The United States Postal Service (USPS) announced on October 22, 2025, in the Federal Register, its filing of multiple requests with the Postal Regulatory Commission (PRC) to incorporate new negotiated service agreements into the Mail Classification Schedule's Competitive Product List. These agreements cover international shipping options such as Priority Mail Express International (PMEI), Priority Mail International (PMI), First-Class Package International Service (FCPIS), and Commercial ePacket (CeP). Filed between October 14 and 16, 2025, the requests aim to formalize customized contracts that could enhance USPS's position in the competitive international parcel and mail market. This development underscores the agency's strategy to adapt to global e-commerce demands while navigating federal regulatory requirements under Title 39 of the U.S. Code.
Background on USPS Negotiated Service Agreements
Negotiated service agreements represent tailored contracts between the USPS and specific customers, often large-volume shippers, offering discounted rates or specialized terms in exchange for commitments like minimum volume thresholds. These differ from standard postal rates by providing flexibility to compete with private carriers like UPS or FedEx in the international arena. The Competitive Product List, maintained under the Postal Accountability and Enhancement Act of 2006 (PAEA), categorizes services that are not monopolized by USPS and must cover their attributable costs while contributing to institutional expenses.
The filings include four PMEI, PMI, and FCPIS contracts numbered 94 through 97, and one PMEI, PMI, and CeP contract numbered 7. Each was submitted with corresponding docket numbers for PRC review, such as MC2026-20 for the first. As noted in the Federal Register notice, these actions comply with 39 U.S.C. 3642, which governs modifications to the product list, and 3632(b)(3), pertaining to rate changes. The PRC's role is to evaluate whether these agreements meet criteria for competitiveness, non-discrimination, and financial viability, ensuring they do not subsidize or unfairly advantage certain users.
Historically, USPS has expanded its international offerings through such agreements to counter declining domestic mail volumes. For instance, the introduction of Commercial ePacket in 2011 targeted lightweight parcels from countries like China, facilitating e-commerce growth. This latest batch continues that trend, potentially responding to increased cross-border shipping post-pandemic.

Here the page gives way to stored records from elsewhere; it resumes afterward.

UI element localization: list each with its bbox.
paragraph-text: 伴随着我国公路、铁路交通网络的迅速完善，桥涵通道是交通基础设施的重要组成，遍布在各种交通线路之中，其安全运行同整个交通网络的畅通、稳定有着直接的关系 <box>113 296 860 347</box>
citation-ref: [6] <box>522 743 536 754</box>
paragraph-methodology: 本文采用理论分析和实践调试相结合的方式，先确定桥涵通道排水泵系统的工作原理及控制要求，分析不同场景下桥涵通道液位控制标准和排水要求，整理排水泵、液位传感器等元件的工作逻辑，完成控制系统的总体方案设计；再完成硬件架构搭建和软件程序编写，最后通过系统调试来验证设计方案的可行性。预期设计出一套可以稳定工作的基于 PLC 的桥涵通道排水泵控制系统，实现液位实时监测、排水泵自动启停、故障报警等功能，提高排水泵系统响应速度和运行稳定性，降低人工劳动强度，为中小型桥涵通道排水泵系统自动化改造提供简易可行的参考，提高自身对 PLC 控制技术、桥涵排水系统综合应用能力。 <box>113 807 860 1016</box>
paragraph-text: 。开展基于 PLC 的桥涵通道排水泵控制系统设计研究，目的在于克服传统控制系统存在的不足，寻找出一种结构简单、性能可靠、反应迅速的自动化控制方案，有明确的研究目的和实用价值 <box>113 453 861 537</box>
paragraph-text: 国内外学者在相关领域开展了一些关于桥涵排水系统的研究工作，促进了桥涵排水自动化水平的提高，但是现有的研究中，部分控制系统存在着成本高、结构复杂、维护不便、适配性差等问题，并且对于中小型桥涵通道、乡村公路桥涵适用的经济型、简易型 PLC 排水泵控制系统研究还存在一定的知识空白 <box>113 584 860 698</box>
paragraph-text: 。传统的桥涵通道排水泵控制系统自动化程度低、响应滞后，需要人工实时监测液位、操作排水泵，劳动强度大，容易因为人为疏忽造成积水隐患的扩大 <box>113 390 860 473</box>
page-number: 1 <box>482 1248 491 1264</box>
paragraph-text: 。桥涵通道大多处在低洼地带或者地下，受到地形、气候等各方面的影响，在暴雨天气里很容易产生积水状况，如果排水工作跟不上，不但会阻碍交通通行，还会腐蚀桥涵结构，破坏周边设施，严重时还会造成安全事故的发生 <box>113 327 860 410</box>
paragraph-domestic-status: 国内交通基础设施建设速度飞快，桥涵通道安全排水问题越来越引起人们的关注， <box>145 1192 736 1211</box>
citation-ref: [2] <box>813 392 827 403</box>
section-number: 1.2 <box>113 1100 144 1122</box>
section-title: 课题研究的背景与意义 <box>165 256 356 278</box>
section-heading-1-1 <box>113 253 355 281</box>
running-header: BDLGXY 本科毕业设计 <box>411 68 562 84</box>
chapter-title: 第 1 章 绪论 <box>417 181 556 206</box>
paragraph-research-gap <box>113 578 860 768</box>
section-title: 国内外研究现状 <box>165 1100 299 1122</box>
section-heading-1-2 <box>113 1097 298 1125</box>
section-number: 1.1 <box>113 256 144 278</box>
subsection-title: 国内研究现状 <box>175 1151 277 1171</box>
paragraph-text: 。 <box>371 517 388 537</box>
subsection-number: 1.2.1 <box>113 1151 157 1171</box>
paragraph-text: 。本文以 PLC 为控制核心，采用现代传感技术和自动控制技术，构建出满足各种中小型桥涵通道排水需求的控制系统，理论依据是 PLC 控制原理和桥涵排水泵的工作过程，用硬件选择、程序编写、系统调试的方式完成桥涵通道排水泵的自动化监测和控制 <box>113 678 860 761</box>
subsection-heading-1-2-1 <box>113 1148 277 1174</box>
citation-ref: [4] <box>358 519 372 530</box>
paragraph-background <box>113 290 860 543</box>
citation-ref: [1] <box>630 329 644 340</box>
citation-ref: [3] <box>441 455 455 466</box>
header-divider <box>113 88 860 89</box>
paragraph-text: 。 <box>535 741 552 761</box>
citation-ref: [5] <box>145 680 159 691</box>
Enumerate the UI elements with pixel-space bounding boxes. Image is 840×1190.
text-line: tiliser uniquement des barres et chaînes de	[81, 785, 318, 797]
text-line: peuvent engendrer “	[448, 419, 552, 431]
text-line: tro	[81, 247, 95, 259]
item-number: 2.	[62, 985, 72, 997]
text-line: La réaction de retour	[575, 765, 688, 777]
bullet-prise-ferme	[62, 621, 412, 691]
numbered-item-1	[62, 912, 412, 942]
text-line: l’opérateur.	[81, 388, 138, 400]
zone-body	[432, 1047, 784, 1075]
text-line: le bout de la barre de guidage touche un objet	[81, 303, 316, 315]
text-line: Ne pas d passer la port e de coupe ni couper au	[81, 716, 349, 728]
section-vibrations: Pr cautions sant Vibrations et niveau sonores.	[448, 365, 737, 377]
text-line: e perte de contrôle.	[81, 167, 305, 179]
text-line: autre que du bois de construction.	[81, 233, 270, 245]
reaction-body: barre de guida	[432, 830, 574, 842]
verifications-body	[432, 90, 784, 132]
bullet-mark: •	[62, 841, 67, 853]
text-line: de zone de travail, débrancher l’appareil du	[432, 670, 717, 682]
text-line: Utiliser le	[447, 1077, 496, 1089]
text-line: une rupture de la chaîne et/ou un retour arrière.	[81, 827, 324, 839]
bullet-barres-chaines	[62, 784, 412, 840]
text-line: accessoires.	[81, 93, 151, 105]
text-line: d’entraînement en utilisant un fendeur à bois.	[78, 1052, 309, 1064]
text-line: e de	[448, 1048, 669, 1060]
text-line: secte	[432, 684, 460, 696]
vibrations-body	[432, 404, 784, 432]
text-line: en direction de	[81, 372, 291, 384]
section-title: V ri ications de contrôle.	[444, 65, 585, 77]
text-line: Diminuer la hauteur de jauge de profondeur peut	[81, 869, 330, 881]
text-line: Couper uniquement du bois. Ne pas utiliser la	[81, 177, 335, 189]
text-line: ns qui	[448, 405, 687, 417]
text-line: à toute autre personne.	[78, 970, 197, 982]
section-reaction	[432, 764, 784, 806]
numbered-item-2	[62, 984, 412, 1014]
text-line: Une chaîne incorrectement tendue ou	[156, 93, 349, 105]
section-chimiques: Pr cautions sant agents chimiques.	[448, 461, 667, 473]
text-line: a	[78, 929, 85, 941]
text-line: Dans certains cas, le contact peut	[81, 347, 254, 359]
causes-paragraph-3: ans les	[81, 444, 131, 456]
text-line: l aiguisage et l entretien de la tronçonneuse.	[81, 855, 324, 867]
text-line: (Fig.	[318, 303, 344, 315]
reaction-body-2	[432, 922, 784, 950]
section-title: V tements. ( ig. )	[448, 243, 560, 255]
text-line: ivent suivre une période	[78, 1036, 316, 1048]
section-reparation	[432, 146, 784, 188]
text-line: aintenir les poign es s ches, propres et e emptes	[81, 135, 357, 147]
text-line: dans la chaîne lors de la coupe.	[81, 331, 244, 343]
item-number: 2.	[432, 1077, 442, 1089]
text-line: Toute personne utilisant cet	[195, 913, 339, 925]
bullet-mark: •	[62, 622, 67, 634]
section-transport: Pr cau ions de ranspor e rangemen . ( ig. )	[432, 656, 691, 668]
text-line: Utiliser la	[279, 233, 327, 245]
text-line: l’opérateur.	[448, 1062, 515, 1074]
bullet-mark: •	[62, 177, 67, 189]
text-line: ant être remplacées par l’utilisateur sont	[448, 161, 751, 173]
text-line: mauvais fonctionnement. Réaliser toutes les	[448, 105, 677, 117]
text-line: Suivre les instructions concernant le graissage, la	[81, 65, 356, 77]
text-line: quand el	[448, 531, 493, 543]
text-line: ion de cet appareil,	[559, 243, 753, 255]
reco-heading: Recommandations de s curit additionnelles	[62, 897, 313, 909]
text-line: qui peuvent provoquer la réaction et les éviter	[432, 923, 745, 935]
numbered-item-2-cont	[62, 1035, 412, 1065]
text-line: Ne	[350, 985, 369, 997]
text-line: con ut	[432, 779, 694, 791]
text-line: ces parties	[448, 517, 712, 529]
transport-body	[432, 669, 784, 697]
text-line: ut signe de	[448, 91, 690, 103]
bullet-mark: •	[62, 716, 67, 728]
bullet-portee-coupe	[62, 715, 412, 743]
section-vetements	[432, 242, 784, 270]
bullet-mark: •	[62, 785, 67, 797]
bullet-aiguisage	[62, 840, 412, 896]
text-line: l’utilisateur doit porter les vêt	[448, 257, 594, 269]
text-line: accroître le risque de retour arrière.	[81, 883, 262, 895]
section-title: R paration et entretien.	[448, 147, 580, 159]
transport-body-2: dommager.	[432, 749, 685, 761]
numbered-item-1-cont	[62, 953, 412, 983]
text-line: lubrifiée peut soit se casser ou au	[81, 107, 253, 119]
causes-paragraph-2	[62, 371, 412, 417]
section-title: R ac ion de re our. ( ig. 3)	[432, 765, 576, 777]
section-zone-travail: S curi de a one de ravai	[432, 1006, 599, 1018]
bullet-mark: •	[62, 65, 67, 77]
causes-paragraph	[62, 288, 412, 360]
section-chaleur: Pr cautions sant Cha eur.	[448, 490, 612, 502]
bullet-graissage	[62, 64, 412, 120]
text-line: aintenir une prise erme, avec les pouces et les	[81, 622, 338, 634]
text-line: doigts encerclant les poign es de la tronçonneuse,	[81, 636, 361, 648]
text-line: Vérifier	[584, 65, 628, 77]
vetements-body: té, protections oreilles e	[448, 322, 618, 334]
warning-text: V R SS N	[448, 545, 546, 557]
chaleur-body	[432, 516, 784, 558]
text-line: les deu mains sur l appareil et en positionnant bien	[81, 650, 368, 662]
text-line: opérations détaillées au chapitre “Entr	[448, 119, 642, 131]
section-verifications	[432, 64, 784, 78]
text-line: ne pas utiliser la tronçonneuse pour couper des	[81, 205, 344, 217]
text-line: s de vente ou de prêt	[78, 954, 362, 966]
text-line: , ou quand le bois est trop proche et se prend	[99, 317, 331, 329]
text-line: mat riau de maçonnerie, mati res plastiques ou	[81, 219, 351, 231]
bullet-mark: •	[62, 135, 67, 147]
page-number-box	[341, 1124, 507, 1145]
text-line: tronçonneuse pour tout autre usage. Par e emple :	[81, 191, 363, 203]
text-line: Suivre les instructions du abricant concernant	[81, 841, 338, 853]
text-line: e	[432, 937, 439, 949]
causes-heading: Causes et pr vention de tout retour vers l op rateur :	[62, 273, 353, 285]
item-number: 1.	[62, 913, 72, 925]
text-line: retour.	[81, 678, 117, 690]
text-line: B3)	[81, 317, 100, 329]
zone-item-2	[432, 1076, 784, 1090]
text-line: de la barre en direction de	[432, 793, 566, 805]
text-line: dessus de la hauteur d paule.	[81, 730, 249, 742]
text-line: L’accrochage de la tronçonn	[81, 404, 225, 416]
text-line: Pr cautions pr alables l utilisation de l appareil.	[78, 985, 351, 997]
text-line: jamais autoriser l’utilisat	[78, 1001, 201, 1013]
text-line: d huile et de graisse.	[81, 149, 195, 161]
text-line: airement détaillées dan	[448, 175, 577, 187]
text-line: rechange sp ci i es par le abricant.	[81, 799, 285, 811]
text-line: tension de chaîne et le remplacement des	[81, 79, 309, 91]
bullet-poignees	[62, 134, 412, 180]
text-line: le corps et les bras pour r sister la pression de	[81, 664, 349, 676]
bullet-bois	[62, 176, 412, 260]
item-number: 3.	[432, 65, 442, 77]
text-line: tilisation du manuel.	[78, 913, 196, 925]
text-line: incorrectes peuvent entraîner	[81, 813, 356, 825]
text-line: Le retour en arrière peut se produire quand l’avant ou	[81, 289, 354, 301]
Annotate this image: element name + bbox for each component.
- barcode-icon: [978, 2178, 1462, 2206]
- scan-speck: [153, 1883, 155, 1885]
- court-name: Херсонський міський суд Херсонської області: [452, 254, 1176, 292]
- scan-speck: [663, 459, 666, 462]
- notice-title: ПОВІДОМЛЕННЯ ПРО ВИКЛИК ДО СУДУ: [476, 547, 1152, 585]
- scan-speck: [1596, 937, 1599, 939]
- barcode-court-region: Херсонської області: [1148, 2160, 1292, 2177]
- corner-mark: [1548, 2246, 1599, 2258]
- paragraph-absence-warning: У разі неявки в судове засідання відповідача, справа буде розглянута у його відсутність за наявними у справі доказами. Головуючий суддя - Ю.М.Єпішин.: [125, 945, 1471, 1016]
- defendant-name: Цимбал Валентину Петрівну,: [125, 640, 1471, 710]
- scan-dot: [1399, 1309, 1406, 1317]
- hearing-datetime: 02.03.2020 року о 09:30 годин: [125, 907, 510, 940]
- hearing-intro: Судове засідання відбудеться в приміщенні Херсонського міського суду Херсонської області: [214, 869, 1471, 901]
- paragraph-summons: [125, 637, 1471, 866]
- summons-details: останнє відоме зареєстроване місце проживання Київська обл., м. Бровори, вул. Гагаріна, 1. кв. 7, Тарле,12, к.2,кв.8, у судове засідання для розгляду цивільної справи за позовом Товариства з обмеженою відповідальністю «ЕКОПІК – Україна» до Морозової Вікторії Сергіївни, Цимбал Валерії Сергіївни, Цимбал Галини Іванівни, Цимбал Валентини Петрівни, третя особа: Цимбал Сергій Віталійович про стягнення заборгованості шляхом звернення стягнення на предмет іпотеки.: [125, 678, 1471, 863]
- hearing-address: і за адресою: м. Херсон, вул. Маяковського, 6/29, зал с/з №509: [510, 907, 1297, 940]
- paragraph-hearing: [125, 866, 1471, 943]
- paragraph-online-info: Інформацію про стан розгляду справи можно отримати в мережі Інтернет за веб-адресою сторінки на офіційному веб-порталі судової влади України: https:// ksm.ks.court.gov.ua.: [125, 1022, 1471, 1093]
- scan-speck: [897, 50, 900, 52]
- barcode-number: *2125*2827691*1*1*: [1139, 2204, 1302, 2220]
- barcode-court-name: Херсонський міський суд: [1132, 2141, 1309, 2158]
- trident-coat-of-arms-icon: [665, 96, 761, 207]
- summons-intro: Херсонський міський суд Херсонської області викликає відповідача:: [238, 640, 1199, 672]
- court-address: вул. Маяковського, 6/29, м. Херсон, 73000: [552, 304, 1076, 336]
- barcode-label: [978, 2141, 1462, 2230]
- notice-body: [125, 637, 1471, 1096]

Key Players and Regulatory Process
The primary entities involved are the USPS, led by Postmaster General Louis DeJoy, and the PRC, an independent agency established by the PAEA to oversee postal rates and services. Kevin Rayburn, USPS Attorney for Ethics and Legal Compliance, signed the Federal Register notice, highlighting the agency's commitment to transparency.
Upon filing, the PRC assigns docket numbers and invites public comments, as documents are available on its website. The review process typically assesses if the agreements qualify as competitive products, meaning they face market competition and are not covered by the postal monopoly on letter mail. Precedents like the PRC's approval of similar contracts in Docket No. MC2013-1 for inbound competitive services illustrate a pattern of greenlighting expansions that boost revenue without harming competition.
Political forces include congressional oversight through committees like the House Oversight and Accountability Committee, which has scrutinized USPS finances amid debates over universal service obligations. The Biden administration's focus on supply chain resilience could indirectly support these international enhancements, though no direct executive involvement is evident here.
Legal and Policy Implications
From a legal standpoint, these filings must adhere to PAEA requirements that competitive products cover costs and avoid cross-subsidization from monopoly products. Section 3633 of Title 39 mandates that each competitive product covers its attributable costs, with the group contributing an appropriate share to institutional costs—currently set at 5.5 percent by the PRC.
Short-term implications include potential rate adjustments for international shippers, enabling USPS to capture more market share in e-commerce. For example, FCPIS targets small packages under two pounds, appealing to online retailers. Long-term, this could strengthen USPS's financial position, which reported a $6.5 billion net loss in fiscal year 2023, by diversifying revenue streams.
Different perspectives emerge: Consumer advocates might welcome competitive pricing that lowers shipping costs, while private competitors could argue it gives USPS an unfair edge due to its governmental status. The Association for Postal Commerce has previously supported such innovations for fostering efficiency, whereas critics like the Parcel Shippers Association express concerns over market distortion.
Potential Challenges and Debates
Challenges include PRC scrutiny for compliance, with possible rejections if agreements fail cost-coverage tests. Ongoing debates center on USPS's role in a digital age, with calls for reform to address pension obligations and infrastructure investments.
In summary, these filings represent a strategic push by USPS to bolster its international competitiveness. Key takeaways include the expansion of customized contracts and adherence to regulatory frameworks. Looking ahead, the PRC's decisions could shape future postal policies, with potential for increased global partnerships or further legislative adjustments to support e-commerce growth.